HC directs removal of illegally constructed police station
Srinagar November 05: The High Court today directed the deputy commissioner (DC) Kulgam to remove a police station constructed in violation of law on an irrigation canal in Qaimuh Kulgam.
A division bench comprising Justices A M Magray and Rashid Ali Dar directed: “DC Kulgam shall ensure that no construction is raised on the irrigation canal and in case it is found that any construction is raised on spot, the same shall be removed”.
Initiating suo moto proceedings following directions of the Supreme Court of India on the survival of wetlands in the country, the High Court was informed today by G A Lone (counsel in a related petition) that the DC Kulgam was directed to visit Qaimuh where a police station has been constructed on the land belonging to an irrigation canal.
The counsel said that the Commissioner had been directed to take steps for the removal of the illegal police station.
“He has not taken any step for elimination of this police encroachment” he said.
The court accordingly directed removal of the intrusion.
The High Court had previously directed the state government to file a report on steps being taken for preservation of wetlands in the state.
The High Court filled a PIL (suo motu) after the Supreme Court on April 3, 2017 directed all high courts to monitor the progress and management of wetland areas besides monitoring public funds spent for this purpose by the government.
The Centre was also asked to take adequate measures for preservation of the nearly 2 lakh wetlands in the country.

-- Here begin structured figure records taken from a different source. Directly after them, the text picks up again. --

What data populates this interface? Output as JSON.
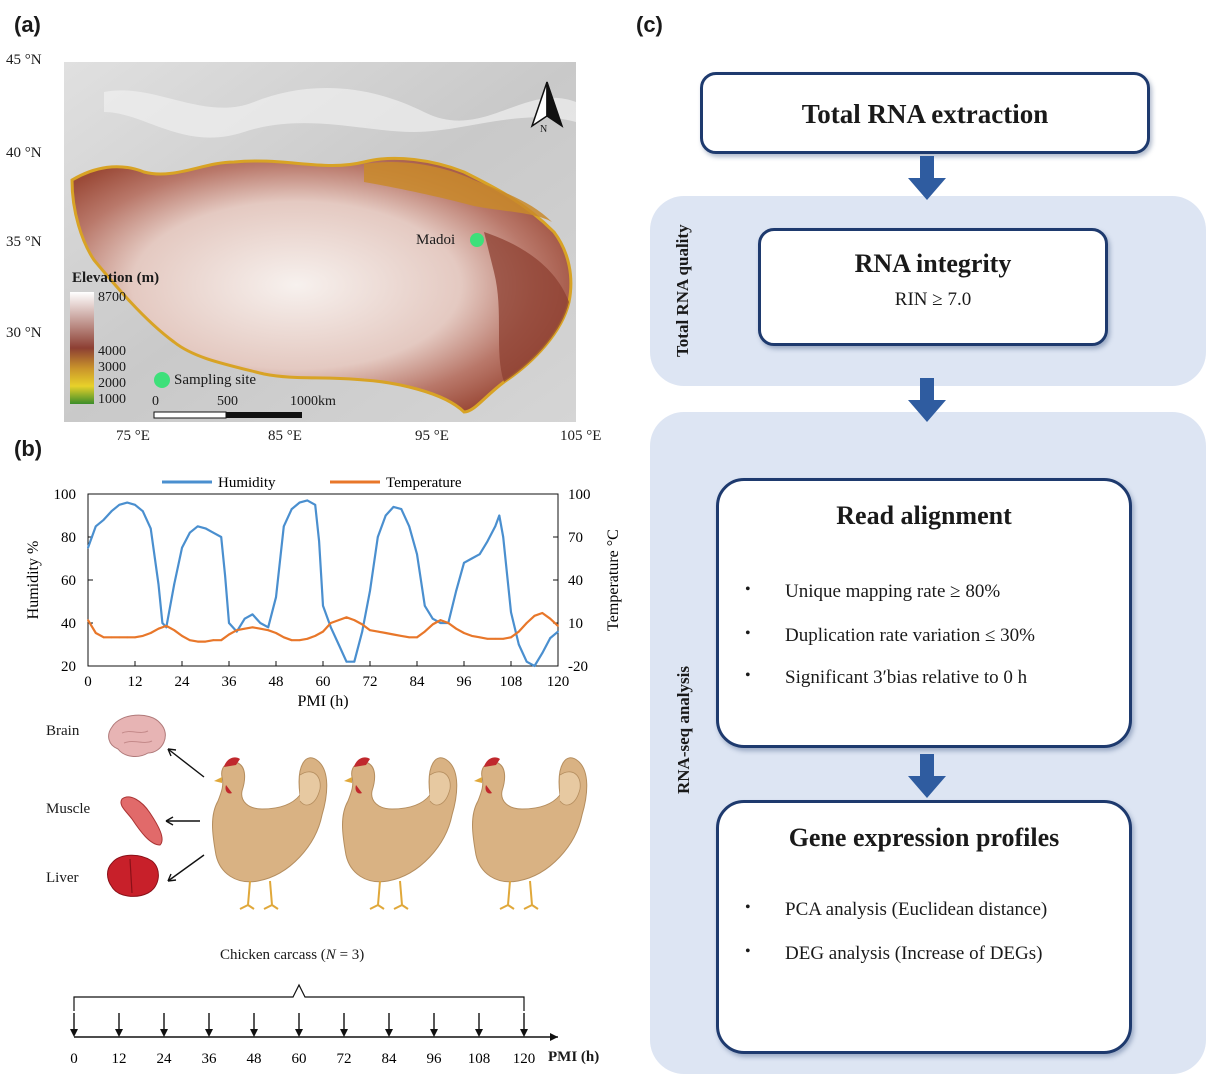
{
  "panel_labels": {
    "a": "(a)",
    "b": "(b)",
    "c": "(c)"
  },
  "map": {
    "lat_labels": [
      "45 °N",
      "40 °N",
      "35 °N",
      "30 °N"
    ],
    "lon_labels": [
      "75 °E",
      "85 °E",
      "95 °E",
      "105 °E"
    ],
    "site_label": "Madoi",
    "legend_title": "Elevation (m)",
    "legend_values": [
      "8700",
      "4000",
      "3000",
      "2000",
      "1000"
    ],
    "sampling_label": "Sampling site",
    "scale_labels": [
      "0",
      "500",
      "1000km"
    ],
    "north_label": "N",
    "colors": {
      "site": "#3de07a",
      "plateau_low": "#d9a227",
      "plateau_mid": "#a0523a",
      "plateau_high": "#f4eeea"
    }
  },
  "chart_data": {
    "type": "line",
    "title": "",
    "legend": [
      "Humidity",
      "Temperature"
    ],
    "legend_placement": "top",
    "xlabel": "PMI (h)",
    "ylabel_left": "Humidity %",
    "ylabel_right": "Temperature °C",
    "x_ticks": [
      0,
      12,
      24,
      36,
      48,
      60,
      72,
      84,
      96,
      108,
      120
    ],
    "y_left_ticks": [
      20,
      40,
      60,
      80,
      100
    ],
    "y_right_ticks": [
      -20,
      10,
      40,
      70,
      100
    ],
    "xlim": [
      0,
      120
    ],
    "ylim_left": [
      20,
      100
    ],
    "ylim_right": [
      -20,
      100
    ],
    "series": [
      {
        "name": "Humidity",
        "axis": "left",
        "color": "#4a8fcf",
        "x": [
          0,
          2,
          4,
          6,
          8,
          10,
          12,
          14,
          16,
          18,
          19,
          20,
          22,
          24,
          26,
          28,
          30,
          32,
          34,
          35,
          36,
          38,
          40,
          42,
          44,
          46,
          48,
          50,
          52,
          54,
          56,
          58,
          59,
          60,
          62,
          64,
          66,
          68,
          70,
          72,
          74,
          76,
          78,
          80,
          82,
          84,
          86,
          88,
          90,
          92,
          94,
          96,
          98,
          100,
          102,
          104,
          105,
          106,
          108,
          110,
          112,
          114,
          116,
          118,
          120
        ],
        "values": [
          75,
          85,
          88,
          92,
          95,
          96,
          95,
          92,
          84,
          58,
          40,
          38,
          58,
          75,
          82,
          85,
          84,
          82,
          80,
          62,
          40,
          36,
          42,
          44,
          40,
          38,
          52,
          85,
          93,
          96,
          97,
          95,
          78,
          48,
          38,
          30,
          22,
          22,
          36,
          55,
          80,
          90,
          94,
          93,
          85,
          72,
          48,
          42,
          40,
          40,
          55,
          68,
          70,
          72,
          78,
          85,
          90,
          80,
          45,
          30,
          22,
          20,
          26,
          33,
          36
        ]
      },
      {
        "name": "Temperature",
        "axis": "right",
        "color": "#e8772a",
        "x": [
          0,
          2,
          4,
          6,
          8,
          10,
          12,
          14,
          16,
          18,
          20,
          22,
          24,
          26,
          28,
          30,
          32,
          34,
          36,
          38,
          40,
          42,
          44,
          46,
          48,
          50,
          52,
          54,
          56,
          58,
          60,
          62,
          64,
          66,
          68,
          70,
          72,
          74,
          76,
          78,
          80,
          82,
          84,
          86,
          88,
          90,
          92,
          94,
          96,
          98,
          100,
          102,
          104,
          106,
          108,
          110,
          112,
          114,
          116,
          118,
          120
        ],
        "values": [
          12,
          3,
          0,
          0,
          0,
          0,
          0,
          1,
          3,
          6,
          8,
          5,
          1,
          -2,
          -3,
          -3,
          -2,
          -2,
          2,
          5,
          6,
          7,
          6,
          5,
          3,
          0,
          -2,
          -2,
          -1,
          1,
          4,
          10,
          12,
          14,
          12,
          9,
          5,
          4,
          3,
          2,
          1,
          0,
          0,
          4,
          9,
          12,
          10,
          6,
          3,
          1,
          0,
          -1,
          -1,
          -1,
          0,
          4,
          10,
          15,
          17,
          13,
          8
        ]
      }
    ]
  },
  "organs": {
    "brain": "Brain",
    "muscle": "Muscle",
    "liver": "Liver"
  },
  "timeline": {
    "caption_prefix": "Chicken carcass (",
    "caption_var": "N",
    "caption_suffix": " = 3)",
    "ticks": [
      "0",
      "12",
      "24",
      "36",
      "48",
      "60",
      "72",
      "84",
      "96",
      "108",
      "120"
    ],
    "axis_label": "PMI (h)"
  },
  "flow": {
    "step1_title": "Total RNA extraction",
    "region1_label": "Total RNA quality",
    "step2_title": "RNA integrity",
    "step2_sub": "RIN ≥ 7.0",
    "region2_label": "RNA-seq analysis",
    "step3_title": "Read alignment",
    "step3_items": [
      "Unique mapping rate ≥ 80%",
      "Duplication rate variation ≤ 30%",
      "Significant 3′bias relative to 0 h"
    ],
    "step4_title": "Gene expression profiles",
    "step4_items": [
      "PCA analysis (Euclidean distance)",
      "DEG analysis (Increase of DEGs)"
    ],
    "colors": {
      "box_border": "#1e3a6e",
      "region_fill": "#dde5f3",
      "arrow": "#2f5ca0"
    }
  }
}
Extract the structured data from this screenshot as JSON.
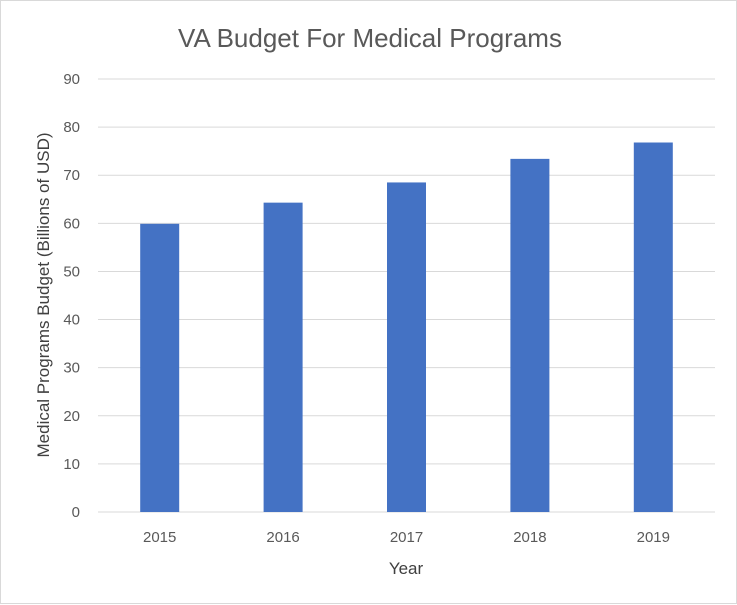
{
  "chart_data": {
    "type": "bar",
    "title": "VA Budget For Medical Programs",
    "xlabel": "Year",
    "ylabel": "Medical Programs Budget (Billions of USD)",
    "categories": [
      "2015",
      "2016",
      "2017",
      "2018",
      "2019"
    ],
    "values": [
      59.9,
      64.3,
      68.5,
      73.4,
      76.8
    ],
    "ylim": [
      0,
      90
    ],
    "yticks": [
      "0",
      "10",
      "20",
      "30",
      "40",
      "50",
      "60",
      "70",
      "80",
      "90"
    ],
    "grid": true,
    "legend": "none",
    "bar_color": "#4472c4"
  }
}
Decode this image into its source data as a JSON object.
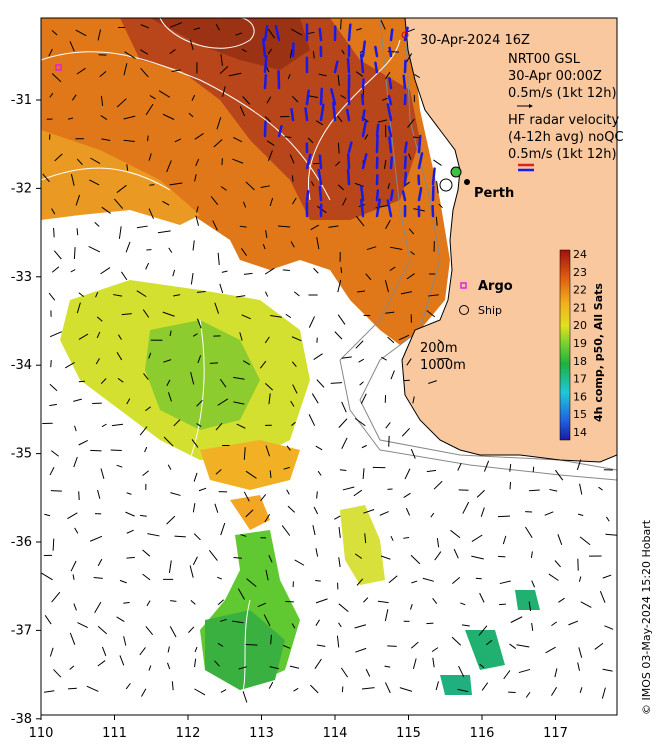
{
  "map": {
    "lon_ticks": [
      "110",
      "111",
      "112",
      "113",
      "114",
      "115",
      "116",
      "117"
    ],
    "lat_ticks": [
      "-31",
      "-32",
      "-33",
      "-34",
      "-35",
      "-36",
      "-37",
      "-38"
    ],
    "timestamp": "30-Apr-2024 16Z",
    "gsl_title": "NRT00 GSL",
    "gsl_time": "30-Apr 00:00Z",
    "gsl_scale": "0.5m/s (1kt 12h)",
    "hf_title_1": "HF radar velocity",
    "hf_title_2": "(4-12h avg) noQC",
    "hf_scale": "0.5m/s (1kt 12h)",
    "city": "Perth",
    "argo_label": "Argo",
    "ship_label": "Ship",
    "isobath_1": "200m",
    "isobath_2": "1000m",
    "colorbar_title": "4h comp, p50, All Sats",
    "colorbar_ticks": [
      "24",
      "23",
      "22",
      "21",
      "20",
      "19",
      "18",
      "17",
      "16",
      "15",
      "14"
    ],
    "credit": "© IMOS 03-May-2024 15:20 Hobart",
    "colors": {
      "land": "#f9c89f",
      "warm": "#c04a14",
      "mid": "#ea8a1a",
      "cool": "#d8e22e",
      "green": "#2fb43c",
      "hf_arrow": "#1a1ae6"
    }
  }
}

M K Balakrishanan, a petitioner in the Supreme Court has stated that there is a possibility that some of the wetlands may disappear with the passage of time, due to neglect and indifference by the authorities, who may connive at constant encroachment.
The J&K High Court accordingly directed the state government to include all the 1230 wetlands existing in the state for consideration of preservation and sustainable use in addition to the wetlands identified under Ramsar Convention.
J&K has only a few wetlands including, Hokersar, Wular, Mansar and Tso Moriri treated as spots of international heritage under Ramsar Convention on wetlands.
The Court observed that the importance of preservation of wetlands and water bodies cannot be underestimated.
A regulatory mechanism for all the wetlands should be set up so as to maintain their ecological character and ultimately support their integrated management in the three regions of the state, it advised.